I often attended Buffalo's mini-camps, which were closed to the public. Occasionally I'd quote a coach explaining something to a player because that gave insight into his development. Unfortunately, a team official told me coaches and players could only be quoted during the sanctioned media period.
Welcome to sports media relations, where the objective has evolved from accommodating media to controlling them. Sports organizations limit access and pander to TV so well, they practically run sports journalism.
There's no greater evidence than the NCAA men's basketball tournament. Reporters' access to players and coaches is primarily through televised press conferences, where the questions and answers tend to be weak simply because of the impersonal environment.
That's followed by a 30-minute post-game locker room access period.
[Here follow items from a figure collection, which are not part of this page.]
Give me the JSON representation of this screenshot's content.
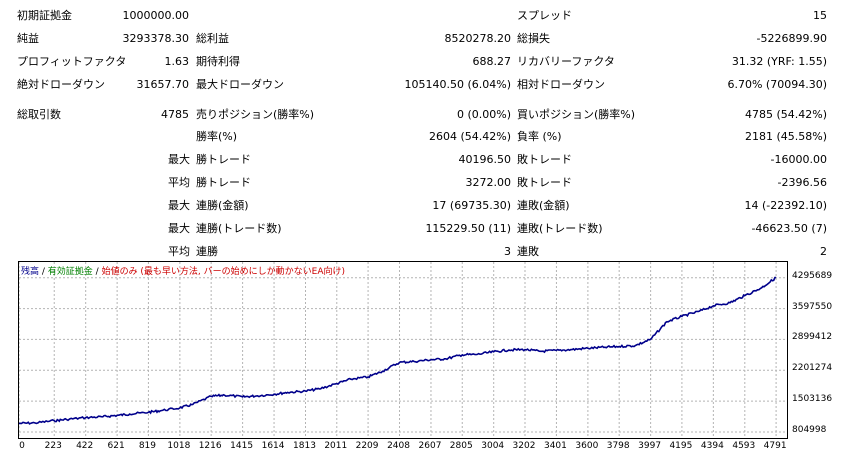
{
  "stats": {
    "initial_deposit": {
      "label": "初期証拠金",
      "value": "1000000.00"
    },
    "spread": {
      "label": "スプレッド",
      "value": "15"
    },
    "net_profit": {
      "label": "純益",
      "value": "3293378.30"
    },
    "gross_profit": {
      "label": "総利益",
      "value": "8520278.20"
    },
    "gross_loss": {
      "label": "総損失",
      "value": "-5226899.90"
    },
    "profit_factor": {
      "label": "プロフィットファクタ",
      "value": "1.63"
    },
    "expected_payoff": {
      "label": "期待利得",
      "value": "688.27"
    },
    "recovery_factor": {
      "label": "リカバリーファクタ",
      "value": "31.32 (YRF: 1.55)"
    },
    "abs_drawdown": {
      "label": "絶対ドローダウン",
      "value": "31657.70"
    },
    "max_drawdown": {
      "label": "最大ドローダウン",
      "value": "105140.50 (6.04%)"
    },
    "rel_drawdown": {
      "label": "相対ドローダウン",
      "value": "6.70% (70094.30)"
    },
    "total_trades": {
      "label": "総取引数",
      "value": "4785"
    },
    "short_positions": {
      "label": "売りポジション(勝率%)",
      "value": "0 (0.00%)"
    },
    "long_positions": {
      "label": "買いポジション(勝率%)",
      "value": "4785 (54.42%)"
    },
    "win_rate": {
      "label": "勝率(%)",
      "value": "2604 (54.42%)"
    },
    "loss_rate": {
      "label": "負率 (%)",
      "value": "2181 (45.58%)"
    },
    "largest": {
      "prefix": "最大",
      "win_label": "勝トレード",
      "win": "40196.50",
      "loss_label": "敗トレード",
      "loss": "-16000.00"
    },
    "average": {
      "prefix": "平均",
      "win_label": "勝トレード",
      "win": "3272.00",
      "loss_label": "敗トレード",
      "loss": "-2396.56"
    },
    "max_consec_amount": {
      "prefix": "最大",
      "win_label": "連勝(金額)",
      "win": "17 (69735.30)",
      "loss_label": "連敗(金額)",
      "loss": "14 (-22392.10)"
    },
    "max_consec_trades": {
      "prefix": "最大",
      "win_label": "連勝(トレード数)",
      "win": "115229.50 (11)",
      "loss_label": "連敗(トレード数)",
      "loss": "-46623.50 (7)"
    },
    "avg_consec": {
      "prefix": "平均",
      "win_label": "連勝",
      "win": "3",
      "loss_label": "連敗",
      "loss": "2"
    }
  },
  "legend": {
    "balance": "残高",
    "sep1": " / ",
    "equity": "有効証拠金",
    "sep2": " / ",
    "profit_only": "始値のみ (最も早い方法, バーの始めにしか動かないEA向け)",
    "balance_color": "#00008b",
    "equity_color": "#008000",
    "profit_only_color": "#cc0000"
  },
  "chart_data": {
    "type": "line",
    "series": [
      {
        "name": "残高",
        "color": "#00008b",
        "x": [
          0,
          100,
          223,
          300,
          422,
          530,
          621,
          700,
          819,
          900,
          1018,
          1100,
          1216,
          1300,
          1415,
          1500,
          1614,
          1700,
          1813,
          1900,
          2011,
          2100,
          2209,
          2300,
          2408,
          2500,
          2607,
          2700,
          2805,
          2900,
          3004,
          3100,
          3202,
          3300,
          3401,
          3500,
          3600,
          3700,
          3798,
          3900,
          3997,
          4100,
          4195,
          4300,
          4394,
          4500,
          4593,
          4700,
          4791
        ],
        "y": [
          1000000,
          1010000,
          1060000,
          1090000,
          1130000,
          1150000,
          1180000,
          1210000,
          1250000,
          1290000,
          1350000,
          1430000,
          1610000,
          1640000,
          1600000,
          1620000,
          1660000,
          1700000,
          1730000,
          1780000,
          1900000,
          2000000,
          2050000,
          2180000,
          2380000,
          2400000,
          2440000,
          2460000,
          2550000,
          2560000,
          2620000,
          2660000,
          2670000,
          2630000,
          2650000,
          2670000,
          2700000,
          2720000,
          2740000,
          2760000,
          2900000,
          3300000,
          3420000,
          3530000,
          3660000,
          3730000,
          3890000,
          4070000,
          4300000
        ]
      }
    ],
    "x_ticks": [
      0,
      223,
      422,
      621,
      819,
      1018,
      1216,
      1415,
      1614,
      1813,
      2011,
      2209,
      2408,
      2607,
      2805,
      3004,
      3202,
      3401,
      3600,
      3798,
      3997,
      4195,
      4394,
      4593,
      4791
    ],
    "y_ticks": [
      804998,
      1503136,
      2201274,
      2899412,
      3597550,
      4295689
    ],
    "xlim": [
      0,
      4860
    ],
    "ylim": [
      804998,
      4470000
    ],
    "grid": true
  }
}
Unfortunately, with so many cameras and TV reporters looking for sound bites, there is seldom any meaningful conversation between the interview subject and the reporter. The interviewee just delivers the same BS he hears on SportsCenter, thinking that's how he's supposed to talk.
Yet, press conferences are sports organizations' communication tool of choice. Why? First, they really don't want you to know the athlete, except for his statistics and community service.
Second, the podium is a shield that suggests civility. It limits potential confrontation because people don't want to look stupid on TV... unless it's reality TV. Thus, no negativity surfaces; and if it does, the media relations people have already pre-programmed the interviewee to handle it.
Overall, the press conference is for the uncritical eye of television. That's why sports organizations love them. The less detail, the less likely trouble will occur.
It's just regrettable that TV and print media get lumped together. Each has different needs. The TV people want sound bites based on four or five themes easily identifiable in 10 seconds. Print journalists want specifics, because stories are seldom as simple as TV implies. But print people are only going to get those specifics by talking to someone for 20 to 30 minutes, which rarely happens.
Ultimately, what the fan gets is garbage, nothing remotely similar to the classic work by renowned sports writers Jimmy Cannon and Red Smith.
When 12th-seeded Manhattan upset fifth-seeded Florida, 75-60, in the NCAA's first round on March 18, the media's questions focused on why Florida lacked competitiveness. What did Manhattan say about the strategy it employed during the contest's pivotal points? Who knows? That question wasn't asked because it's apparently not sound-bite friendly.
My favorite press conference question is: "Talk about [subject]." Properly translated, this means, "Say anything about [subject] for 20 seconds and I don't care what it is."
My second favorite question is: "How important was [something]?" Over the years, among the things that I've learned were important: Adam Vinatieri's Super Bowl-winning kicks; Josh Beckett's five-hit shutout for the Marlins in Game 7 of last year's World Series; Tampa Bay's five interceptions and three defensive touchdowns in Super Bowl XXXVII.
In the meantime, we haven't learned anything.
Paul Zimmerman tells me he's still waiting for someone to explain to him how US hockey upset the Russians in the 1980 Lake Placid Winter Games. He argues that the media captured the drama, but said little of the strategies that pulled off that shocker.
I won't tell him, because I don't want to embarrass him. But we all know it was a miracle, a victory of good over evil and God's way of punishing the USSR for being communist. I thought that was obvious.
What is most obvious is that television has shaped today's sports journalism because sports organizations cater to TV. They know there's much more money to be made on the tens of millions who watch TV than on the sliver of people who read. No print publication ever paid the NFL $17.6 billion to cover its games.
Consequently, discerning print journalists and fans suffer through the inanity. Only a few writers contest it, such as Zimmerman. He's unwilling to allow, as he says, "the characters with their mics and mini-cams, searching for the eternal and damnable sound bite," ruin sports journalism. He fights for better NFL access, but league officials don't seem to pay any attention.
Legendary New York sports columnist Dick Young hated TV reporters and camera people with such fervor, he sometimes fought with and swore at them. In fact, the disgust was so intense, it even earned mention in his New York Times obituary.
Obviously, vitriol existed once, but that's fading, partly because ESPN has curried favor with today's print media by hiring many big-city columnists for shows such as Pardon the Interruption and Around the Horn. Evidently, ESPN is buying print people off, interested in control, like the sports leagues.
Man, they're just made for each other. And we all lose in the end.